Samsung Google Galaxy Nexus Review

Google Galaxy Nexus - The first Jelly Bean phone

Update: Read my Android Jelly Bean 4.1 on the Galaxy Nexus Review here

My Nexus S was pretty much my go-to phone and was working perfectly until I was experiencing some button “issues” (which mysteriously disappeared after a few days). I was in the market for a new phone. The HTC One X looked appealing to me because the polycarbonate material used on it looked like the one from the Lumia 900. But I was having second thoughts on the Sense UI skin and the ability to upgrade to new firmware version so I just decided to go to the next Nexus in line - The Galaxy Nexus.

Google Galaxy Nexus Specs

  • Display: 4.65" HD (1280 x 720) Super AMOLED
  • Processor / GPU: Dual-core 1.2 GHz Cortex-A9 / PowerVR SGX540
  • Storage: 16GB
  • Camera:  5 megapixel / 1.3 front-facing camera. 1080p video recording
  • Other Features: Notification light, NFC & Android Beam, Accelerometer, Gyro, Compass, Proximity/Light, Barometer


The Galaxy Nexus is Google’s third Nexus phone and second one made by its partner Samsung. It’s not that big of an improvement of the Nexus S but it brings a slew of worthy upgrades primarily screen estate and processing power.

No Capacitive Buttons?
The Galaxy Nexus has no capacitive buttons anywhere on the screen and uses about 1/8 of an inch below to display the usual 3 buttons seen on devices running Ice Cream Sandwich, the Back, Home and Multitasking buttons. If you’d prefer the old Nexus S 4-button layout of Back, Home, Menu, Search then there is a tweak for that.

Notification light at last
One more thing that I like about the Galaxy Nexus is its 3-color notification lights that pulsates and glows below the display. It was the one thing that irked me when missing texts and calls on the Nexus S. The app LightFlow on Google Play adds new features like multi-color notifications for calls, sms even Facebook and Twitter alerts.


Beautiful HD Display
The Galaxy Nexus’ screen resolution is now the size of a typical HD television. It has 316ppi that provides crisp images and the Super AMOLED display brings out vibrant colors. There is however a small debate on the quality of the display as it uses RGBG PenTile layout rather than the allegedly superior RGB layout. For me, I don’t really see and mind the difference. The screen is still great at the size it’s presented on.

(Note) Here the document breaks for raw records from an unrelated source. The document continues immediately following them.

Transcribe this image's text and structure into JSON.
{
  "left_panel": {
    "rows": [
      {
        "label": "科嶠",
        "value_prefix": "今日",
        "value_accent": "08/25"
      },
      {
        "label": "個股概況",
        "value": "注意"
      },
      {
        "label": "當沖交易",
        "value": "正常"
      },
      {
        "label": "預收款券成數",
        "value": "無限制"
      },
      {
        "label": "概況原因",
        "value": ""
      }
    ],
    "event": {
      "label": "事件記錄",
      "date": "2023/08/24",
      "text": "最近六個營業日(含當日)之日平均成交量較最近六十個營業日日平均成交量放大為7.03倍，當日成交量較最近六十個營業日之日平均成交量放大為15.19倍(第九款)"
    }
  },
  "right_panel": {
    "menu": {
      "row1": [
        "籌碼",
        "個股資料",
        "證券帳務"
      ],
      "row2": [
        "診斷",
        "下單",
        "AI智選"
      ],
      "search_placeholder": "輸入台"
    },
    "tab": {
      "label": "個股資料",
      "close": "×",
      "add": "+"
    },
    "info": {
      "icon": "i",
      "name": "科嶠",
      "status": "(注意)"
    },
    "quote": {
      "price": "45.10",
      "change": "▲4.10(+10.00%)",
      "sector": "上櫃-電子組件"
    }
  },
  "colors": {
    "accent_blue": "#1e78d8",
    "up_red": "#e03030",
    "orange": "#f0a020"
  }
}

The 3 on-screen buttons below gives way to Youtube and other videos when played on the device making the videos truly 1080p.

I didn’t include any camera shots since it’s the same crappy 5-megapixel quality on the Nexus S. They didn’t even make it to at least 8megapixel like the Galaxy S2. The continuous shot and fast auto-focus makes it bearable.

I didn’t see the Galaxy Nexus as a real worthy upgrade to the Nexus S at its old suggested price of over $600. But at the rate it’s selling and at a price of $350 at Google Play, it’s a decent upgrade to it’s predecessor. So far, battery life has been good and I have had no issues whatsoever besides the low speaker volumes (which may be a software bug).

If you have the Nexus S, I suggest that you hold on to it, upgrade to Jelly Bean 4.1, skip the Galaxy Nexus and save for the next Nexus phone which should be coming right around the corner. I’ll try to make a separate post about Jelly Bean 4.1 when I received the OTA update or when I manually update it.